SOme of you may know my story...going on 12 years married (20 years together since I was 15), 2 small children, all marriage sex maybe 4 times a year if that. We had a trial seperation this summer but had to go back to house together because of his shift work in Sept.

We have not talked about it since and have not been intimate or affectionate at all.  There is nothing left. We don't fight ever and just go about the day and the kids like there is nothing wrong. I suffer inside like I have all these years and he will NEVER bring it up. Always me after anxiety attack

I know I don't want this life, I feel so alone.

Here's my problem....how do I bring it up and what do I say? I'm so scared and chicken out...someone set me straight please


----------



## HerToo (Oct 3, 2011)

Propose that you both attend marriage counseling to help you two individually and as a couple. Although you two are together with the kids, I doubt that it's setting a good example for them. Maybe I'm wrong.

Not talking is just adding to the problem. When you do finally talk, focus on the relationship only.


----------



## lovemybabies (Oct 4, 2011)

we did marriage councelling and didn't help. He says I'm the one with the problem.


----------



## KittyKat (May 11, 2008)

Ouch! You have the problem? If he's not willing to talk to you about it, get your butt in gear and go get an attorney and serve him with papers. Maybe then he'll realize you are serious!

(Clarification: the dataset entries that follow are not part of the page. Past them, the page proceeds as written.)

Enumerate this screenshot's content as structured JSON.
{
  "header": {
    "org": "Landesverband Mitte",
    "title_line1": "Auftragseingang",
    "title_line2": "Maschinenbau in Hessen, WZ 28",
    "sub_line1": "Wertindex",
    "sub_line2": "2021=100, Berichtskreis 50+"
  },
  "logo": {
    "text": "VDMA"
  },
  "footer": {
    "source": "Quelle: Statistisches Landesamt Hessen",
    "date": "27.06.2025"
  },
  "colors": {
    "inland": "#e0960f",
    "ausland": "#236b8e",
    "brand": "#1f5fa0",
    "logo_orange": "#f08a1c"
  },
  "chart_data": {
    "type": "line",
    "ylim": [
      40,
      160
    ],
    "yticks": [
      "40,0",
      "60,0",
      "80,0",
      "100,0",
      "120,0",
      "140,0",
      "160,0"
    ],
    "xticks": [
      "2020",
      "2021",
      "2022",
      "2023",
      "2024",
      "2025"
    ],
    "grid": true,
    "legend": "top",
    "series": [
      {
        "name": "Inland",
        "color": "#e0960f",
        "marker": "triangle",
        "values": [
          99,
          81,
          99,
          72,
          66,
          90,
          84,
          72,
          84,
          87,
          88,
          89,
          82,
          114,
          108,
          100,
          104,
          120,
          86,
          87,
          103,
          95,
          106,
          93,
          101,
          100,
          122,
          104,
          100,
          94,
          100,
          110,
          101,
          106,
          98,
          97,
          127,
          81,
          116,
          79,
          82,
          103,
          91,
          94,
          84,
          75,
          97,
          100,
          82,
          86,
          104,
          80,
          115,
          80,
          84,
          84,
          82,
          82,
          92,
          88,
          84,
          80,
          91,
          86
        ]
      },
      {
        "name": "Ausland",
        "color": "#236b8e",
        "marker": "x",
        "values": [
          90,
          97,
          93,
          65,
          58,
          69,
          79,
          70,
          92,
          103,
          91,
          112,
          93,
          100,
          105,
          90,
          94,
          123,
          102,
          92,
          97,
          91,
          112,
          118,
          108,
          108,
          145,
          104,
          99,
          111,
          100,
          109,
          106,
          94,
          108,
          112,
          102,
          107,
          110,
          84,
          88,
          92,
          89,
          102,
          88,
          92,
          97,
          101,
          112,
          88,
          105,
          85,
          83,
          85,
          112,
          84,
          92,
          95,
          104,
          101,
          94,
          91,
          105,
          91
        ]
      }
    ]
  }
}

If you can't do that, find hobbies to fulfill you. I know it's difficult to find 'me' time when you have small children. Tell him you're going out and he needs to watch the kids. Go have some fun 

I'm almost in your position. It's easy to give the advice and much tougher to actually act on it.


----------



## HerToo (Oct 3, 2011)

I have to agree that you need to file. But you should also seek individual counseling to help yourself, and get some advice on how to help the kids.


----------



## Cooper (Apr 18, 2008)

If you truly truly are finished with the marriage and want out but are afraid to have that conversation how about writing a letter and asking your husband to read it as you sit there and wait. Be upfront and honest, tell him there are things you need to say but it is just to painful to find the words. At this point IF you are truly ready for divorce there is no sense making the letter an attack on your husband, as in I do this but you NEVER do that. Emphasize in the letter that you are unhappy and realize you both have different views and needs and will never be happy as a couple. 

Since you have children you need to go into damage control now, you will both still be parents and have occasional contact for the rest of your lives and you don't want to to deal with negative drama. Don't let yourself get walked on but don't stir the pot as the separation and divorce progresses. Focus on the future and let the past rest, divorce sucks but being unhappy everyday is much worse. 

Best wishes


----------